Like any pharmaceutical manufacturer, Merck & Co., Inc.’s serialization approach is driven by the Drug Supply Chain Security Act (DSCSA) in the US, Falsified Medicines Directive (FMD) in the European Union, and similar country-specific regulations around the globe. But the company is also deriving value from serialization data, and sees potential uses for the data further in the future.
“We serialize our product in accordance with all of the DSCSA, FMD and other similar regulations, so obviously there's a compulsory aspect of the work that we do,” says Michele D'Alessandro, Vice President and CIO for the Manufacturing Division at Merck. But she explains that there’s more to be gained. “We believe that through the collection of all of this serialized product data, there's a wealth of information in the context of big data, insights and descriptive/predictive analytics. I think it's actually untapped potential, meaning I don't think we do enough with the power behind that data today.”
Check out Part 1 of this 2-part series, where D'Alessandro talks about serialization value, the human resources challenge and the need for data visualization.***
Potential for analytics
There's an important conversation about where the potential for serialization data lies, with information about how product gets to the consumer.

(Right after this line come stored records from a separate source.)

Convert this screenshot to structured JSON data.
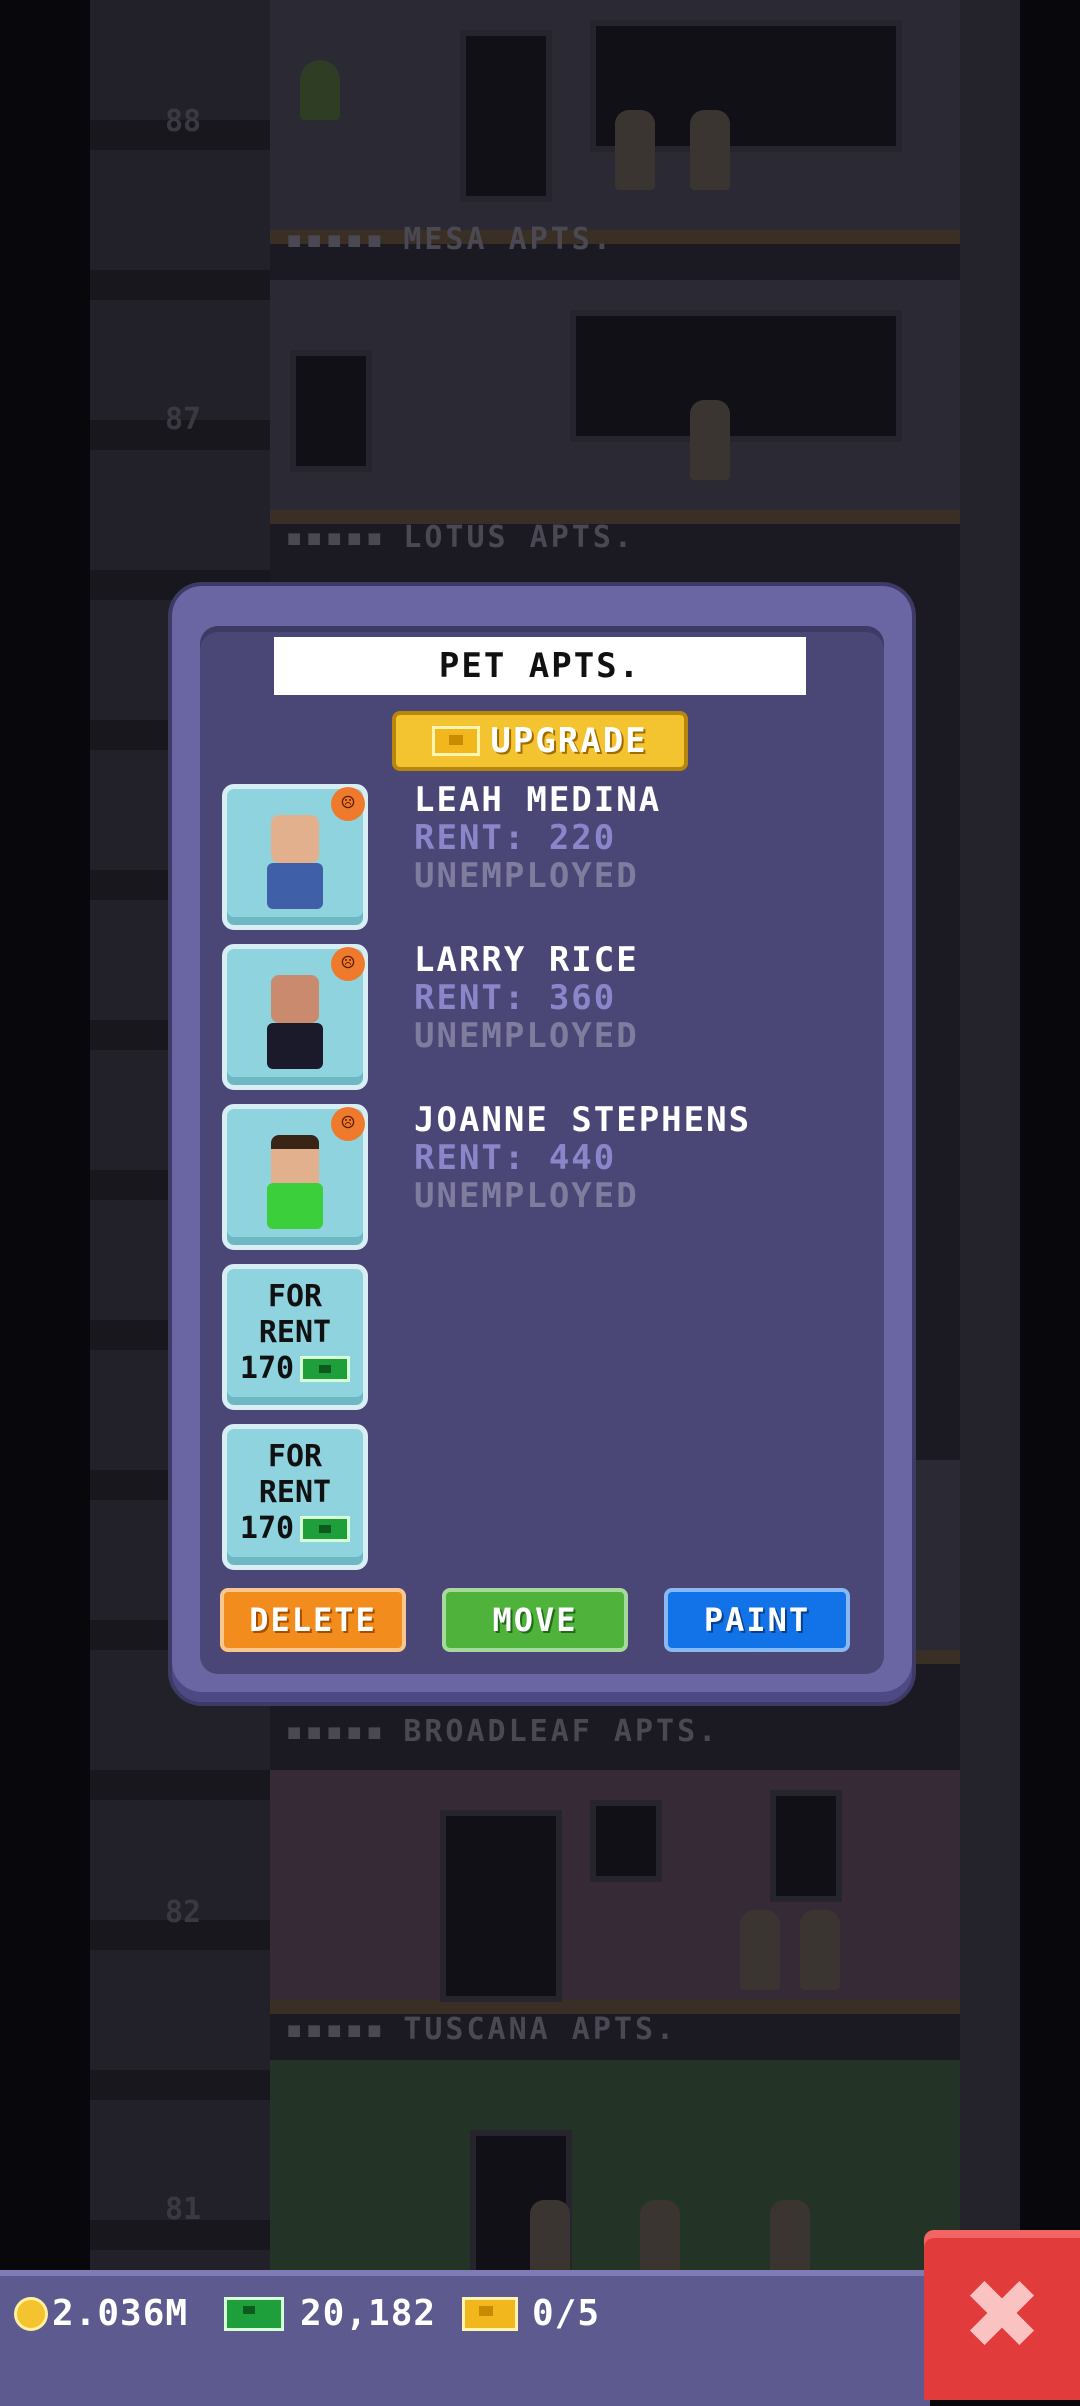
{
  "background": {
    "floors": [
      {
        "number": "88",
        "label": "MESA APTS."
      },
      {
        "number": "87",
        "label": "LOTUS APTS."
      },
      {
        "number": "",
        "label": "BROADLEAF APTS."
      },
      {
        "number": "82",
        "label": "TUSCANA APTS."
      },
      {
        "number": "81",
        "label": ""
      }
    ]
  },
  "dialog": {
    "title": "PET APTS.",
    "upgrade_label": "UPGRADE",
    "tenants": [
      {
        "name": "LEAH MEDINA",
        "rent": "RENT: 220",
        "job": "UNEMPLOYED",
        "mood": "sad",
        "shirt": "#3f5fa8"
      },
      {
        "name": "LARRY RICE",
        "rent": "RENT: 360",
        "job": "UNEMPLOYED",
        "mood": "sad",
        "shirt": "#1a1a2a"
      },
      {
        "name": "JOANNE STEPHENS",
        "rent": "RENT: 440",
        "job": "UNEMPLOYED",
        "mood": "sad",
        "shirt": "#3ccf3c"
      }
    ],
    "vacancies": [
      {
        "line1": "FOR",
        "line2": "RENT",
        "price": "170"
      },
      {
        "line1": "FOR",
        "line2": "RENT",
        "price": "170"
      }
    ],
    "buttons": {
      "delete": "DELETE",
      "move": "MOVE",
      "paint": "PAINT"
    },
    "sad_face": "☹"
  },
  "status_bar": {
    "coins": "2.036M",
    "bux_cash": "20,182",
    "bux_gold": "0/5"
  },
  "close_symbol": "✖",
  "colors": {
    "delete": "#f28c1c",
    "move": "#4fb33b",
    "paint": "#1273e8",
    "close": "#e23b3b"
  }
}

D'Alessandro says, “It gives us a unique ability to understand how product is being used—not necessarily being consumed—but does it get picked up right away when it's intended to, or is it sitting on the shelf? How long does it take before a patient would actually access it, and then have it in their hands?
I think that type of ‘direct consumer’ analysis is very powerful, and something we've yet to explore. It has some really interesting potential behind it. It never discloses the actual individual consumer as a person. But just the profile of how product reaches people can be a really interesting analytics opportunity for us that we've yet to explore.”
We’ve heard more and more about what’s possible beyond the last scan when a patient picks a product up from the pharmacy: There could theoretically be more data about the consumer, at least their interaction with the product, once they start scanning items with phones. This could also include coupons or instructions for use for the consumer.
“We would probably dovetail them into more of our commercial organization, and how they participate,” D'Alessandro says, bringing up the idea of fitness and health apps on phones, where the user can scan the barcode and record things about what they are consuming. “I think it could provide significant benefit. Also, though, in the pharmaceutical environment, we have to think about what that means, how we partner with the regulatory agencies around that and how we ensure data and identities are secure and HIPAA-compliant.”
Moving across borders
Another category with potential for the future involves the understanding of how the product moves across global borders. D'Alessandro explains, “This is another interesting part of how product flows. Once it gets into a given area and then its assorted shipping channels, where is it in its journey?
“There’s the predictable supply chain versus when things are happening that we didn't expect, and when you start to analyze exceptions to the process. That's where we are now starting to explore, which I think could unveil some really interesting analytics.”
One of the reasons this comes up so frequently in a conversation about big data and analytics, she explains, is because if companies took the possibility of this a step further, they might be able to prevent exceptions. “If you could identify that product is held or it moves through a trail that you didn’t predict, if you get enough of that data over time, you could learn from that. Exceptions could actually be corrected for, and thus prevented in the future. Not only would you get to see what's happening, you would also get to put in activity to make sure that it doesn't happen again. So, it also becomes a learning algorithm, which is why we reclassify the opportunities under big data, with machine learning and AI."
Words of advice
For pharmaceutical companies that are serializing product, but not yet making use of the data, D'Alessandro advises that they start to look at the data as soon as possible: “Don't wait until you have a need. Put a few smart business and data-savvy folks on it. Because, usually, the best insights come from looking through the data, and you don't always know ahead of time what you're looking for. But, almost serendipitously, you can start to find patterns, whether it be in dwell time, channel allocation, or other Digital vs. Physical flow.”
She also says people should not be afraid of combining serialization data with other data, as there may be relationships between things not previously anticipated. “We've seen strange intersections between shipping information and product information. If we hadn't combined them, we wouldn't have seen the intersection. If you wait, you’ll never know.”